CT-VoxelMap: Efficient Continuous-Time LiDAR-Inertial Odometry with Probabilistic Adaptive Voxel Mapping
For mobile robots operating in challenging conditions, this work offers a more accurate and robust continuous-time LiDAR-inertial odometry solution, though it is an incremental improvement over existing spline-based methods.
This paper presents CT-VoxelMap, a continuous-time LiDAR-inertial odometry method that improves localization accuracy and robustness during fast motion or rough terrain. The method achieves superior performance on multiple public datasets, with detailed ablation studies confirming the contribution of each module.

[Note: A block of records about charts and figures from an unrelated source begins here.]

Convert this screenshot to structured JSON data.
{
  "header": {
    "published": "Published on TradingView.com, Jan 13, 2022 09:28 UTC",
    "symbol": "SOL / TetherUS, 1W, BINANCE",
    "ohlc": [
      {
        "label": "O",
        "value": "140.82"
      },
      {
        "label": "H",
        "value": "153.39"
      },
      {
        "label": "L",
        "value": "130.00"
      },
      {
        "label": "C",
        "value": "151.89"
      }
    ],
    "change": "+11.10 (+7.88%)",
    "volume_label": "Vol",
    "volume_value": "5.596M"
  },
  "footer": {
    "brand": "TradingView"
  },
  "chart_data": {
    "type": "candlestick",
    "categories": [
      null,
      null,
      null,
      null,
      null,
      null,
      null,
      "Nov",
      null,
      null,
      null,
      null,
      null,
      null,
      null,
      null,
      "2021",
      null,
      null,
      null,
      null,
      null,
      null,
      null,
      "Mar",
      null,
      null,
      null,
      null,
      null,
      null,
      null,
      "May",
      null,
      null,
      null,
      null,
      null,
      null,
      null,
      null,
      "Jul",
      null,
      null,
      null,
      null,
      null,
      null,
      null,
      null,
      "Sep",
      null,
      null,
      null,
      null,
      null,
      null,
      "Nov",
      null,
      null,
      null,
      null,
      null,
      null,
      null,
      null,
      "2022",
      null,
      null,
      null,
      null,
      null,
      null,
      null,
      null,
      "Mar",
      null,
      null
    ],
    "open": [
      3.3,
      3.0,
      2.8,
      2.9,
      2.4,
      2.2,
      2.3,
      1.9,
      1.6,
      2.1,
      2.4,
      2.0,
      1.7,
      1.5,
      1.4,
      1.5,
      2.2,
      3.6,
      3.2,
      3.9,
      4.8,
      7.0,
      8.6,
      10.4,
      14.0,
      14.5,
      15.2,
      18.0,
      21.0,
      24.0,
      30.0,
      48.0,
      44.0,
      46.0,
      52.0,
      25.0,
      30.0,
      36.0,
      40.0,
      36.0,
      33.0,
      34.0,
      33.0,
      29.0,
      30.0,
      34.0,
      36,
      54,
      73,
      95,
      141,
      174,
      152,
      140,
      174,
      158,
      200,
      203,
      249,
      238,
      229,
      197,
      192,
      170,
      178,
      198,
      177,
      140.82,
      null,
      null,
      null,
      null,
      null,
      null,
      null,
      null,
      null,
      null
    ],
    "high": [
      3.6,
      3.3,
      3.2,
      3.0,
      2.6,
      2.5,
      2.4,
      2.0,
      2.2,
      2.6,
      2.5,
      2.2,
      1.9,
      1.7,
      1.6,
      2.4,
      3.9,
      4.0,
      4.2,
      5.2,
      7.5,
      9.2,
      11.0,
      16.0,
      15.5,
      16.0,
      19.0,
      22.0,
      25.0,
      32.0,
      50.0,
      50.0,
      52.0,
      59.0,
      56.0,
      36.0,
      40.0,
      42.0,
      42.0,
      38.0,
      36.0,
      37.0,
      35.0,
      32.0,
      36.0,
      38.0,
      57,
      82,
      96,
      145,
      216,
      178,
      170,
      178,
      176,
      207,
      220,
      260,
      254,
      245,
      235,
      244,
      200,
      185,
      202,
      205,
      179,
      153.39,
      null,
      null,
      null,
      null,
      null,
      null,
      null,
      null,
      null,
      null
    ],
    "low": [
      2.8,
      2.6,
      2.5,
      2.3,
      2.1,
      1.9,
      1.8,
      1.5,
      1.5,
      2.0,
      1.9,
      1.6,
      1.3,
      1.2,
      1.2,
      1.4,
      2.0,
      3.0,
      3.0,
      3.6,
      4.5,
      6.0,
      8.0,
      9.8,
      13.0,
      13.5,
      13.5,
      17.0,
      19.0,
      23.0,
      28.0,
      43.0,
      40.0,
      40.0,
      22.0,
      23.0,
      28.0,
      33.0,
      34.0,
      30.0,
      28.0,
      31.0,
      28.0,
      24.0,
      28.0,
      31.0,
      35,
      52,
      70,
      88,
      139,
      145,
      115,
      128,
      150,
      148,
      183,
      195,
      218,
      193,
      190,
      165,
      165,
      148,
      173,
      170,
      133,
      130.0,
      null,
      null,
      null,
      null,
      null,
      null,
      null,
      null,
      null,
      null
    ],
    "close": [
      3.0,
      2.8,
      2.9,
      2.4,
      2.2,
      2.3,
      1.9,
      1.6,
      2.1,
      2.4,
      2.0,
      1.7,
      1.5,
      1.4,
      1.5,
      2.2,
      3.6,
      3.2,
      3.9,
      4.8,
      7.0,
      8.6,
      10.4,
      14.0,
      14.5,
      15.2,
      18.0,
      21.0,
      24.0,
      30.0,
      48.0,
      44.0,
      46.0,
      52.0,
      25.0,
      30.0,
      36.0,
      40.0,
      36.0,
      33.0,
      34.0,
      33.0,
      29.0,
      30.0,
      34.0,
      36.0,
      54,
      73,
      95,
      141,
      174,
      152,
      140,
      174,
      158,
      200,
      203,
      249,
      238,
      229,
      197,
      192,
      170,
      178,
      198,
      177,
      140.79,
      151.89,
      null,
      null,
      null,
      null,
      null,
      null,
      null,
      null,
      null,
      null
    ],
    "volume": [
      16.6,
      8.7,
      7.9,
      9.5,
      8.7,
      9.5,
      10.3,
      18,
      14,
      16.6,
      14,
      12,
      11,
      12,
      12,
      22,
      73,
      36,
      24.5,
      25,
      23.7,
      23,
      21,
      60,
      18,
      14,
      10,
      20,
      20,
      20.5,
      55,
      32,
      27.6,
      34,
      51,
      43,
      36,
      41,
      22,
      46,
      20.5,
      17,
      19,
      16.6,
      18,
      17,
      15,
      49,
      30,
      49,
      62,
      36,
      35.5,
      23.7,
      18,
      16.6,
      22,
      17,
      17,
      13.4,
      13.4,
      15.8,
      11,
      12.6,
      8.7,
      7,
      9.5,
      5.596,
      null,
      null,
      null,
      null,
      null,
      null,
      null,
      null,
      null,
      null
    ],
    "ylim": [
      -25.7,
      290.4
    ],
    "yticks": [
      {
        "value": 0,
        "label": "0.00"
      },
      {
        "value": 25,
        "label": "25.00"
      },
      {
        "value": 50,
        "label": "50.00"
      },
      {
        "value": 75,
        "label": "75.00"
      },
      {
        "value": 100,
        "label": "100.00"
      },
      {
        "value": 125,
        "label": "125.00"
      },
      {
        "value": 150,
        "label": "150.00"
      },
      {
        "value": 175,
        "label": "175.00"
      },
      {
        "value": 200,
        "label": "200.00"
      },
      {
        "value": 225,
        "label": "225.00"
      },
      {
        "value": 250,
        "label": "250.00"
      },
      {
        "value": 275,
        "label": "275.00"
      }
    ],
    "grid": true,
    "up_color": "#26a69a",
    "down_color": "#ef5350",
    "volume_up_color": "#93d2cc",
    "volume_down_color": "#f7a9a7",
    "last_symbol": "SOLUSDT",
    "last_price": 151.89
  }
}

Maintaining stable and accurate localization during fast motion or on rough terrain remains highly challenging for mobile robots with onboard resources. Currently, multi-sensor fusion methods based on continuous-time representation offer a potential and effective solution to this challenge. Among these, spline-based methods provide an efficient and intuitive approach for continuous-time representation. Previous continuous-time odometry works based on B-splines either treat control points as variables to be estimated or perform estimation in quaternion space, which introduces complexity in deriving analytical Jacobians and often overlooks the fitting error between the spline and the true trajectory over time. To address these issues, we first propose representing the increments of control points on matrix Lie groups as variables to be estimated. Leveraging the feature of the cumulative form of B-splines, we derive a more compact formulation that yields simpler analytical Jacobians without requiring additional boundary condition considerations. Second, we utilize forward propagation information from IMU measurements to estimate fitting errors online and further introduce a hybrid feature-based voxel map management strategy, enhancing system accuracy and robustness. Finally, we propose a re-estimation policy that significantly improves system computational efficiency and robustness. The proposed method is evaluated on multiple challenging public datasets, demonstrating superior performance on most sequences. Detailed ablation studies are conducted to analyze the impact of each module on the overall pose estimation system.